While this move aligned with investors’ expectations, the crypto market has yet to show any bullish momentum. Powell also mentioned that at least two more rate hikes would be needed in the future.
Bitcoin price started the day up, trading above $26,000, but it has since retraced to a 24-hour low of $25,791 after the FOMC announcement. Some analysts are predicting that a drop to $25,000 is inevitable based on the current state of BTC derivatives data.
FOMC tanks crypto and some equities
The stock market dropped sharply on June 14 after the FOMC decision with the Dow dropping 200 points minutes after the announcement. Another major equity index, the S&P 500 hit a 13-month high.
While Powell decided to pause interest rate hikes, the Federal Reserve reiterated the focus to bring down elevated inflation.
In the policy issuance, the Federal Reserve stated,
“In determining the extent of additional policy firming that may be appropriate to return inflation to 2 percent over time, the Committee will take into account the cumulative tightening of monetary policy, the lags with which monetary policy affects economic activity and inflation, and economic and financial developments.”

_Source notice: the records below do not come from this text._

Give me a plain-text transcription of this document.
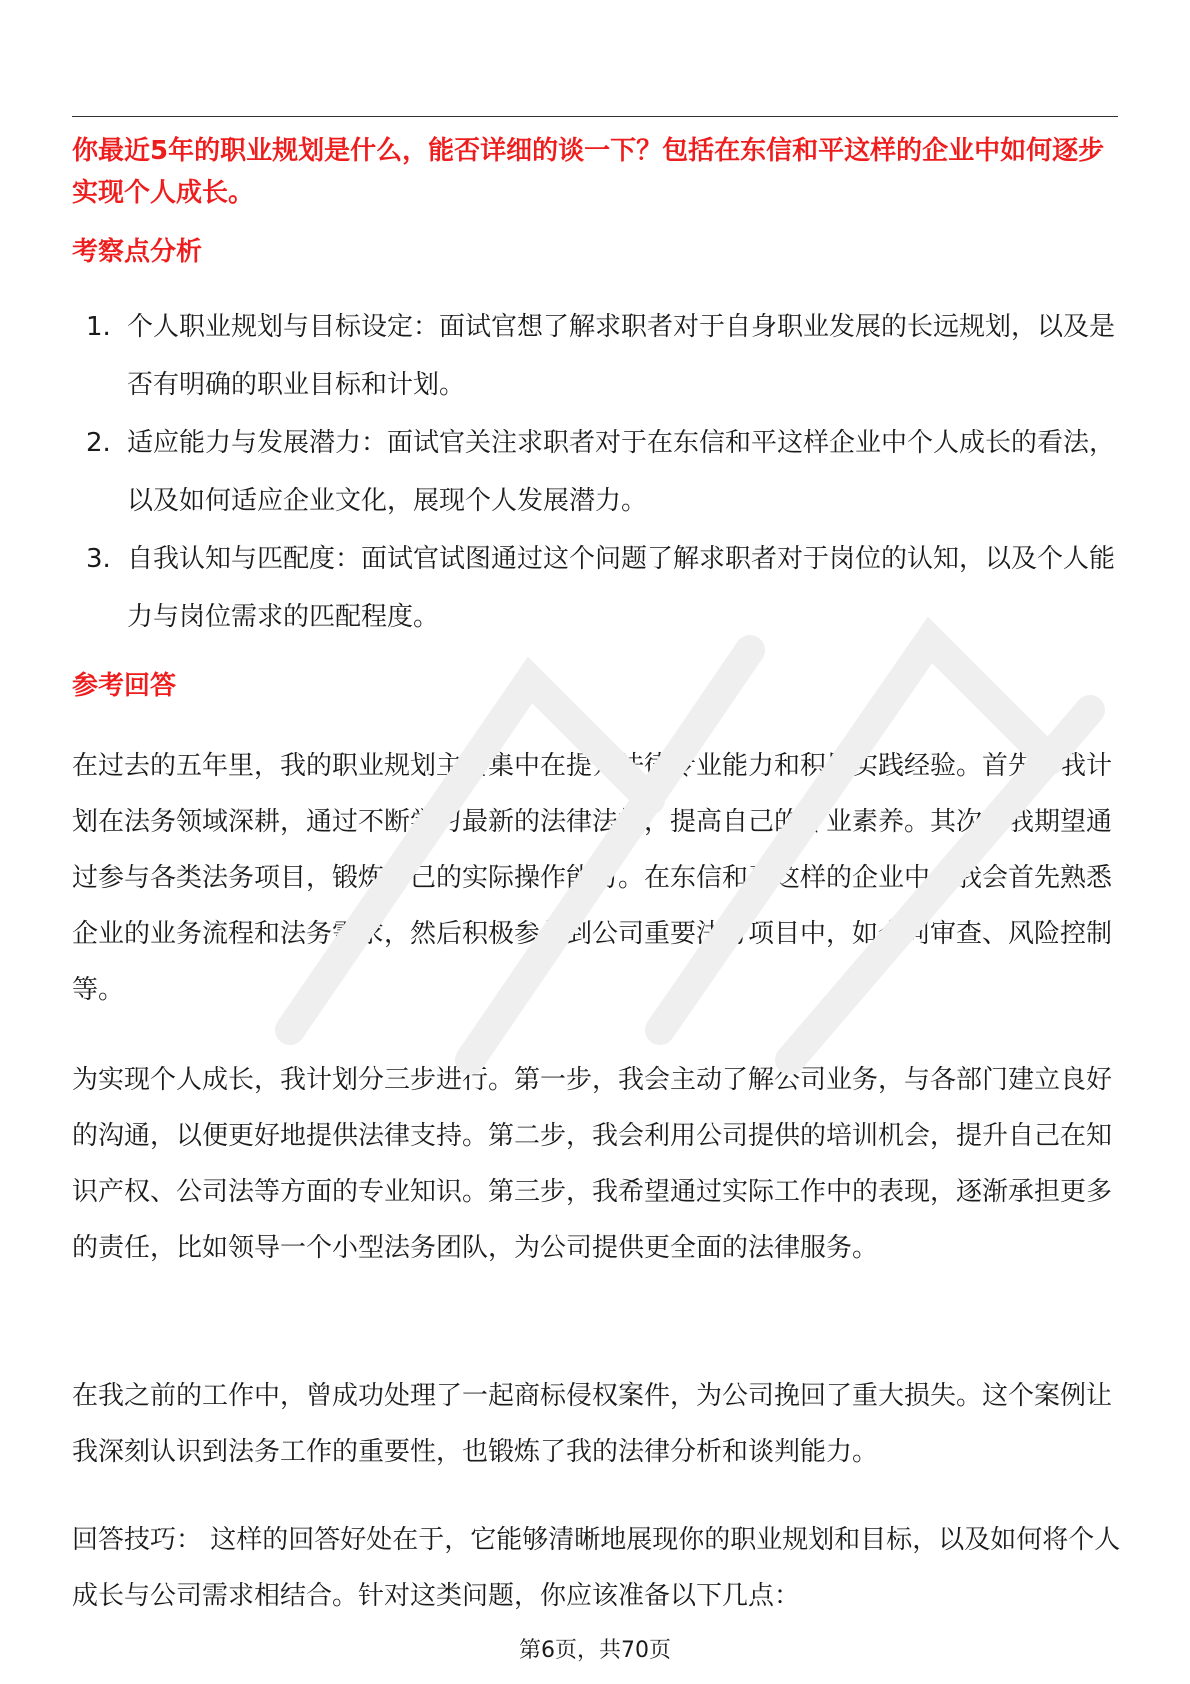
你最近5年的职业规划是什么，能否详细的谈一下？包括在东信和平这样的企业中如何逐步实现个人成长。

考察点分析

1. 个人职业规划与目标设定：面试官想了解求职者对于自身职业发展的长远规划，以及是否有明确的职业目标和计划。
2. 适应能力与发展潜力：面试官关注求职者对于在东信和平这样企业中个人成长的看法，以及如何适应企业文化，展现个人发展潜力。
3. 自我认知与匹配度：面试官试图通过这个问题了解求职者对于岗位的认知，以及个人能力与岗位需求的匹配程度。

参考回答

在过去的五年里，我的职业规划主要集中在提升法律专业能力和积累实践经验。首先，我计划在法务领域深耕，通过不断学习最新的法律法规，提高自己的专业素养。其次，我期望通过参与各类法务项目，锻炼自己的实际操作能力。在东信和平这样的企业中，我会首先熟悉企业的业务流程和法务需求，然后积极参与到公司重要法务项目中，如合同审查、风险控制等。

为实现个人成长，我计划分三步进行。第一步，我会主动了解公司业务，与各部门建立良好的沟通，以便更好地提供法律支持。第二步，我会利用公司提供的培训机会，提升自己在知识产权、公司法等方面的专业知识。第三步，我希望通过实际工作中的表现，逐渐承担更多的责任，比如领导一个小型法务团队，为公司提供更全面的法律服务。

在我之前的工作中，曾成功处理了一起商标侵权案件，为公司挽回了重大损失。这个案例让我深刻认识到法务工作的重要性，也锻炼了我的法律分析和谈判能力。

回答技巧： 这样的回答好处在于，它能够清晰地展现你的职业规划和目标，以及如何将个人成长与公司需求相结合。针对这类问题，你应该准备以下几点：

第6页，共70页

The wording shows a potential return to interest rate hikes in the future. To date, crypto prices are still highly correlated with the Dow and S&P 500 and most major banks still expect the U.S. to experience a sharp recession at some point in 2023. This has not stopped major stock indices from reaching yearly highs after the United States debt ceiling deal.

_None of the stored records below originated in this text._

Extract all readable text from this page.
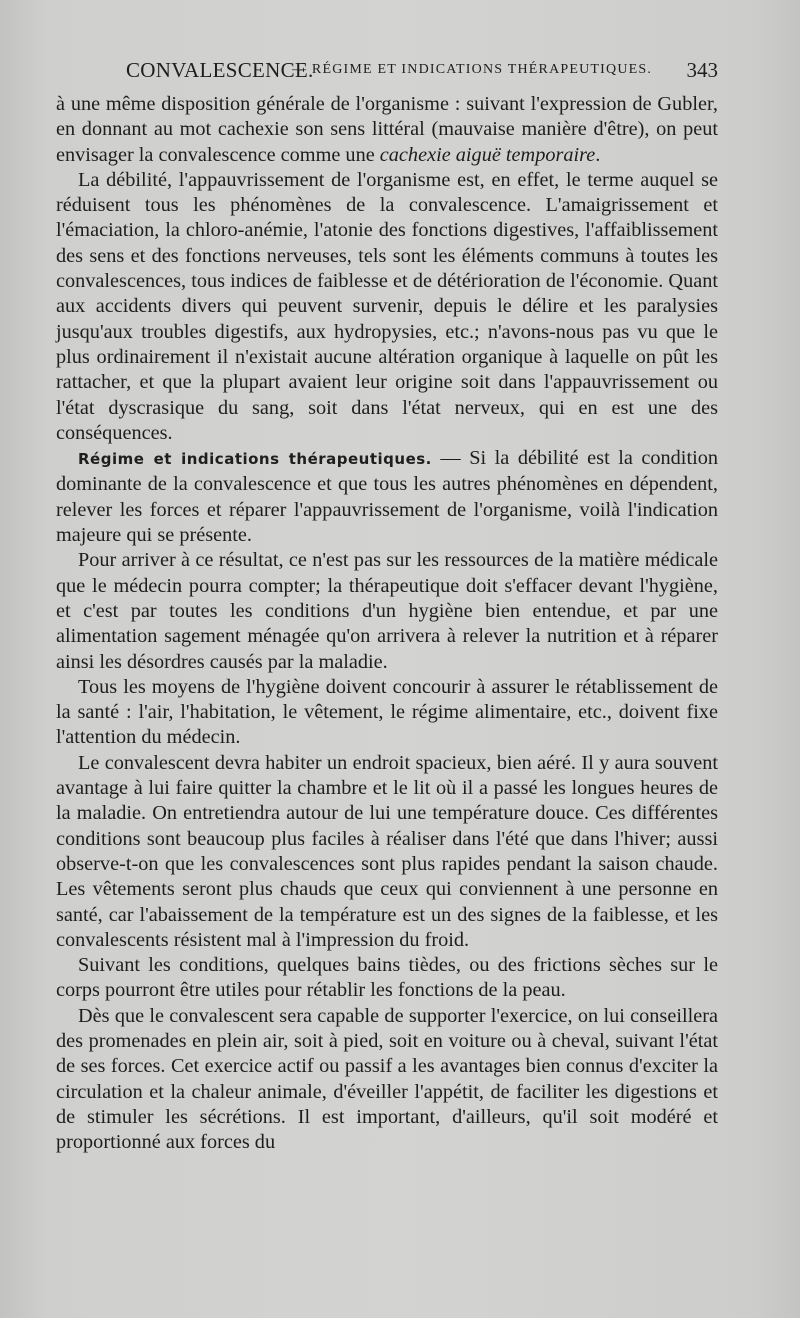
CONVALESCENCE.
— RÉGIME ET INDICATIONS THÉRAPEUTIQUES. 343

à une même disposition générale de l'organisme : suivant l'expression de Gubler, en donnant au mot cachexie son sens littéral (mauvaise manière d'être), on peut envisager la convalescence comme une cachexie aiguë temporaire.

La débilité, l'appauvrissement de l'organisme est, en effet, le terme auquel se réduisent tous les phénomènes de la convalescence. L'amaigrissement et l'émaciation, la chloro-anémie, l'atonie des fonctions digestives, l'affaiblissement des sens et des fonctions nerveuses, tels sont les éléments communs à toutes les convalescences, tous indices de faiblesse et de détérioration de l'économie. Quant aux accidents divers qui peuvent survenir, depuis le délire et les paralysies jusqu'aux troubles digestifs, aux hydropysies, etc.; n'avons-nous pas vu que le plus ordinairement il n'existait aucune altération organique à laquelle on pût les rattacher, et que la plupart avaient leur origine soit dans l'appauvrissement ou l'état dyscrasique du sang, soit dans l'état nerveux, qui en est une des conséquences.

Régime et indications thérapeutiques. — Si la débilité est la condition dominante de la convalescence et que tous les autres phénomènes en dépendent, relever les forces et réparer l'appauvrissement de l'organisme, voilà l'indication majeure qui se présente.

Pour arriver à ce résultat, ce n'est pas sur les ressources de la matière médicale que le médecin pourra compter; la thérapeutique doit s'effacer devant l'hygiène, et c'est par toutes les conditions d'un hygiène bien entendue, et par une alimentation sagement ménagée qu'on arrivera à relever la nutrition et à réparer ainsi les désordres causés par la maladie.

Tous les moyens de l'hygiène doivent concourir à assurer le rétablissement de la santé : l'air, l'habitation, le vêtement, le régime alimentaire, etc., doivent fixe l'attention du médecin.

Le convalescent devra habiter un endroit spacieux, bien aéré. Il y aura souvent avantage à lui faire quitter la chambre et le lit où il a passé les longues heures de la maladie. On entretiendra autour de lui une température douce. Ces différentes conditions sont beaucoup plus faciles à réaliser dans l'été que dans l'hiver; aussi observe-t-on que les convalescences sont plus rapides pendant la saison chaude. Les vêtements seront plus chauds que ceux qui conviennent à une personne en santé, car l'abaissement de la température est un des signes de la faiblesse, et les convalescents résistent mal à l'impression du froid.

Suivant les conditions, quelques bains tièdes, ou des frictions sèches sur le corps pourront être utiles pour rétablir les fonctions de la peau.

Dès que le convalescent sera capable de supporter l'exercice, on lui conseillera des promenades en plein air, soit à pied, soit en voiture ou à cheval, suivant l'état de ses forces. Cet exercice actif ou passif a les avantages bien connus d'exciter la circulation et la chaleur animale, d'éveiller l'appétit, de faciliter les digestions et de stimuler les sécrétions. Il est important, d'ailleurs, qu'il soit modéré et proportionné aux forces du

According to U.S. Bank analysis which incorporates more than 1,000 data points, investor sentiment about the current state of the economy remains low.
According to Robert Haworth, Senior Investment Strategy Director at U.S. Bank,
“Overall, the U.S. economy is slowing, but not reaching recession.”

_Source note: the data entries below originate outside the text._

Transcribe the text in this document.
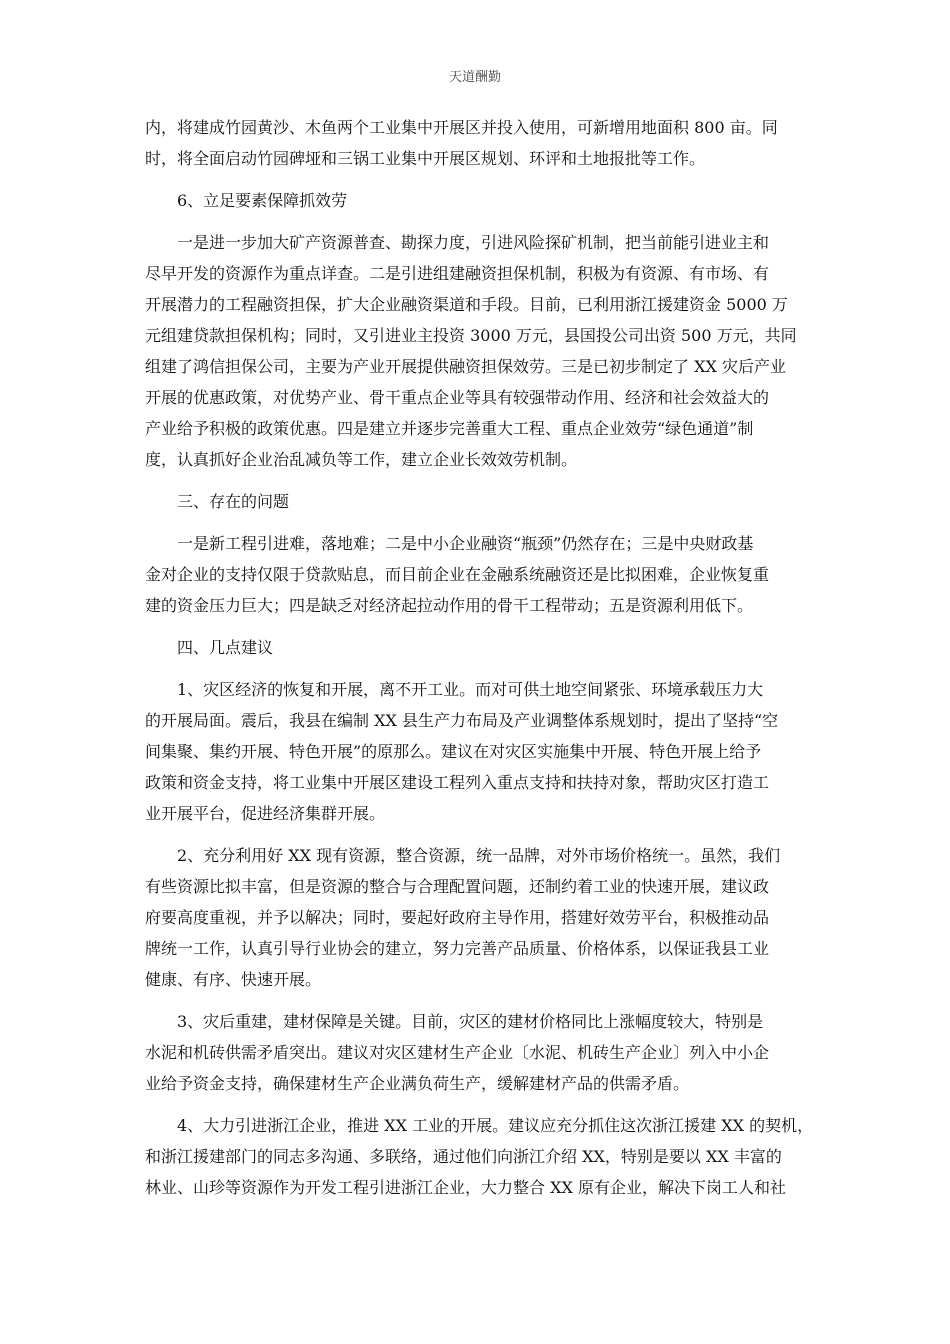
天道酬勤
内，将建成竹园黄沙、木鱼两个工业集中开展区并投入使用，可新增用地面积 800 亩。同
时，将全面启动竹园碑垭和三锅工业集中开展区规划、环评和土地报批等工作。
6、立足要素保障抓效劳
一是进一步加大矿产资源普查、勘探力度，引进风险探矿机制，把当前能引进业主和
尽早开发的资源作为重点详查。二是引进组建融资担保机制，积极为有资源、有市场、有
开展潜力的工程融资担保，扩大企业融资渠道和手段。目前，已利用浙江援建资金 5000 万
元组建贷款担保机构；同时，又引进业主投资 3000 万元，县国投公司出资 500 万元，共同
组建了鸿信担保公司，主要为产业开展提供融资担保效劳。三是已初步制定了 XX 灾后产业
开展的优惠政策，对优势产业、骨干重点企业等具有较强带动作用、经济和社会效益大的
产业给予积极的政策优惠。四是建立并逐步完善重大工程、重点企业效劳“绿色通道”制
度，认真抓好企业治乱减负等工作，建立企业长效效劳机制。
三、存在的问题
一是新工程引进难，落地难；二是中小企业融资“瓶颈”仍然存在；三是中央财政基
金对企业的支持仅限于贷款贴息，而目前企业在金融系统融资还是比拟困难，企业恢复重
建的资金压力巨大；四是缺乏对经济起拉动作用的骨干工程带动；五是资源利用低下。
四、几点建议
1、灾区经济的恢复和开展，离不开工业。而对可供土地空间紧张、环境承载压力大
的开展局面。震后，我县在编制 XX 县生产力布局及产业调整体系规划时，提出了坚持“空
间集聚、集约开展、特色开展”的原那么。建议在对灾区实施集中开展、特色开展上给予
政策和资金支持，将工业集中开展区建设工程列入重点支持和扶持对象，帮助灾区打造工
业开展平台，促进经济集群开展。
2、充分利用好 XX 现有资源，整合资源，统一品牌，对外市场价格统一。虽然，我们
有些资源比拟丰富，但是资源的整合与合理配置问题，还制约着工业的快速开展，建议政
府要高度重视，并予以解决；同时，要起好政府主导作用，搭建好效劳平台，积极推动品
牌统一工作，认真引导行业协会的建立，努力完善产品质量、价格体系，以保证我县工业
健康、有序、快速开展。
3、灾后重建，建材保障是关键。目前，灾区的建材价格同比上涨幅度较大，特别是
水泥和机砖供需矛盾突出。建议对灾区建材生产企业〔水泥、机砖生产企业〕列入中小企
业给予资金支持，确保建材生产企业满负荷生产，缓解建材产品的供需矛盾。
4、大力引进浙江企业，推进 XX 工业的开展。建议应充分抓住这次浙江援建 XX 的契机，
和浙江援建部门的同志多沟通、多联络，通过他们向浙江介绍 XX，特别是要以 XX 丰富的
林业、山珍等资源作为开发工程引进浙江企业，大力整合 XX 原有企业，解决下岗工人和社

The pausing of rate hikes is causing volatility across equities and cryptocurrencies.
Crypto sector regulation is still the main threat
On June 5 and June 6, the United States Securities and Exchange Commission filed civil lawsuits against two of the largest centralized exchanges in crypto, Binance and Coinbase. The SEC claims that 61 different cryptocurrencies, representing $100 billion in value, are securities.
Other top crypto tokens specifically mentioned as securities include Binance USD (BUSD), Binance Coin (BNB), Solana (SOL), Cardano (ADA), Polygon (MATIC), Filecoin (FIL), Cosmos (ATOM), The Sandbox (SAND), Decentraland (MANA), Axie Infinity (AXS) and COTI.
The recent SEC action adds to a long history of disputes, misconceptions or mistrust over the actual use case of digital assets. After the FTX implosion, some feel U.S. lawmakers are angry with the crypto industry. The most recent battle is centered on how centralized exchanges can use customer funds.
Not all lawmakers are comfortable with Gensler’s actions. United States Rep. Warren Davidson (OH) introduced the “SEC Stabilization Act” into the House of Representatives on June 12. The bill would remove Gensler as Chair and redistribute power amongst a committee.
TVL and volume remain low
The attack on centralized exchanges has also increased Bitcoin exchange inflow and outflow. Exchange inflows indicate increased sell-side pressure while outflows are typical to self-custody assets.
Despite the netflow movement to on-chain self-custody, DeFi has not witnessed growth. The total value locked metric (TVL) is a common way to examine the health and sentiment of the crypto market. According to DeFiLlama, TVL across all protocols dropped 0.5% in the past 24-hours and shed $120 billion since April 5, 2022.
With heavy macro headwinds, upcoming rate hikes and low volume, it is likely the volatility in crypto will remain for the foreseeable future.